# Inelastic collision of trolleys

##### Class practical

Collisions when objects 'stick together'.

#### Apparatus and materials

Per student pair

Dynamics trolleys, 2

Runway, friction-compensated

Ticker-tape vibrator

Cork

Needle or large pin

#### Health & Safety and Technical notes

The runways are heavy and long. They need to be handled with care to avoid damage to students or nearby equipment. Runways are best lifted into position by 2 people. Place a barrier to ensure the trolleys do not roll off the end of the bench.

The method by which the cork and pins are attached to the trolley will depend on the particular make used. With most, it is easy to wedge a pin so that it sticks out from the trolley. It may be easier to fix a pin on both trolleys and stick a cork on one of them rather than to fix the cork directly on the trolley.

Another way to get the trolleys to stick together after collision is to fix a block of Plasticine onto one trolley with strong insulating tape at the edges. For the other trolley, another piece of Plasticine can be used or a series of drawing pins can be poked through a strip of insulating tape, before that too is attached to the trolley.

Yet another method is to attach double sided adhesive pads to the trolleys.

#### Procedure

a Fix a needle on the front of the moving trolley and a cork on the back of the second trolley, so that the trolleys stick together on collision. They will then move on as one unit after collision.

b Use a single ticker-tape attached to the back of the first trolley and pulled through a ticker-tape vibrator, to record the motion before and after collision.

c Make a moving trolley collide with an identical trolley at rest.
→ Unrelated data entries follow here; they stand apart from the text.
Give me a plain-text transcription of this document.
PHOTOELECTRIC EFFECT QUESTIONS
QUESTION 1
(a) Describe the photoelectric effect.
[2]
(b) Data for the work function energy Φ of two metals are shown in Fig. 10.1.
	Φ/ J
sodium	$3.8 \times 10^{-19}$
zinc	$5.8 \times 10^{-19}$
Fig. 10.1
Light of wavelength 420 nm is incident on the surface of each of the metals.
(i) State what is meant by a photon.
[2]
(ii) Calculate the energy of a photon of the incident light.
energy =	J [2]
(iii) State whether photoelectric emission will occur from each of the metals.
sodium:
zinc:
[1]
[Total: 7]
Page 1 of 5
d Make a moving trolley collide with a trolley double the mass (one trolley stacked on top of another).

e Analyze the tapes to see if momentum is conserved.

#### Teaching notes

1 In these experiments the colliding bodies have constant speeds before collision and constant speeds (of different size) after collision. Make it clear beforehand that the students are to measure speeds, not accelerations, before and after impact. They then calculate momentum. A lot of kinetic energy will be lost in this inelastic collision, up to 50%, but hopefully it will demonstrate that momentum is conserved.

2 You could say:

'Elastic' has a special meaning in science. A spring is termed 'elastic' if, when stretched and released the spring goes back in exactly the same way and to exactly the same length as it was originally. It shows no sign of fatigue or of permanent stretch. Springs of good, hardened steel are elastic over a large range of stretches. Rubber cords are not perfectly elastic. They show a little fatigue and after-effects so it is unfortunate that we call them 'elastic'.
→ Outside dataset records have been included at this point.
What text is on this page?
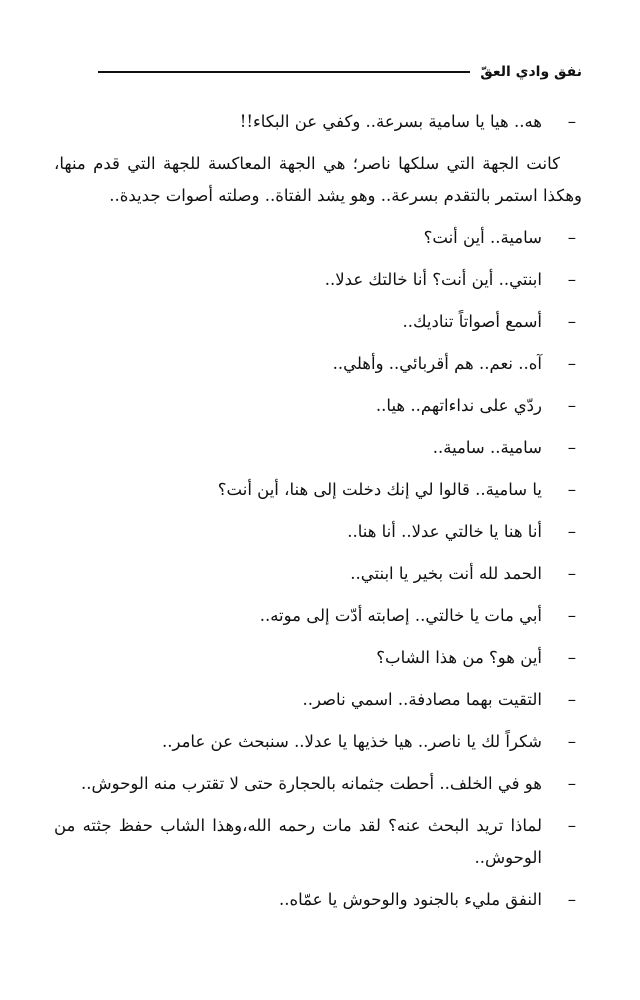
نفق وادي العقّ
–
هه.. هيا يا سامية بسرعة.. وكفي عن البكاء!!

كانت الجهة التي سلكها ناصر؛ هي الجهة المعاكسة للجهة التي قدم منها، وهكذا استمر بالتقدم بسرعة.. وهو يشد الفتاة.. وصلته أصوات جديدة..

–
سامية.. أين أنت؟
–
ابنتي.. أين أنت؟ أنا خالتك عدلا..
–
أسمع أصواتاً تناديك..
–
آه.. نعم.. هم أقربائي.. وأهلي..
–
ردّي على نداءاتهم.. هيا..
–
سامية.. سامية..
–
يا سامية.. قالوا لي إنك دخلت إلى هنا، أين أنت؟
–
أنا هنا يا خالتي عدلا.. أنا هنا..
–
الحمد لله أنت بخير يا ابنتي..
–
أبي مات يا خالتي.. إصابته أدّت إلى موته..
–
أين هو؟ من هذا الشاب؟
–
التقيت بهما مصادفة.. اسمي ناصر..
–
شكراً لك يا ناصر.. هيا خذيها يا عدلا.. سنبحث عن عامر..
–
هو في الخلف.. أحطت جثمانه بالحجارة حتى لا تقترب منه الوحوش..
–
لماذا تريد البحث عنه؟ لقد مات رحمه الله،وهذا الشاب حفظ جثته من الوحوش..
–
النفق مليء بالجنود والوحوش يا عمّاه..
In a collision, the objects approach each other, losing kinetic energy, come to rest momentarily then move apart. If they end up with the same total kinetic energy as they started with, then we say that the collision has been 'perfectly elastic'.

3 The collision is inelastic if the total kinetic energy is much less after collision than before. Some of the original energy has been transferred elsewhere; often to warm up the colliders. If two lumps of sticky clay are thrown at each other so that they stick together then the collision is completely inelastic. If the two masses were equal and the velocities were equal, the combined lump would be at rest. All the kinetic energy will have been transferred, probably to thermal energy. However, momentum is a vector quantity (energy is not) and the two equal and opposite lots of momentum before the collision add up to zero before and after the collision. Conservation of momentum always holds.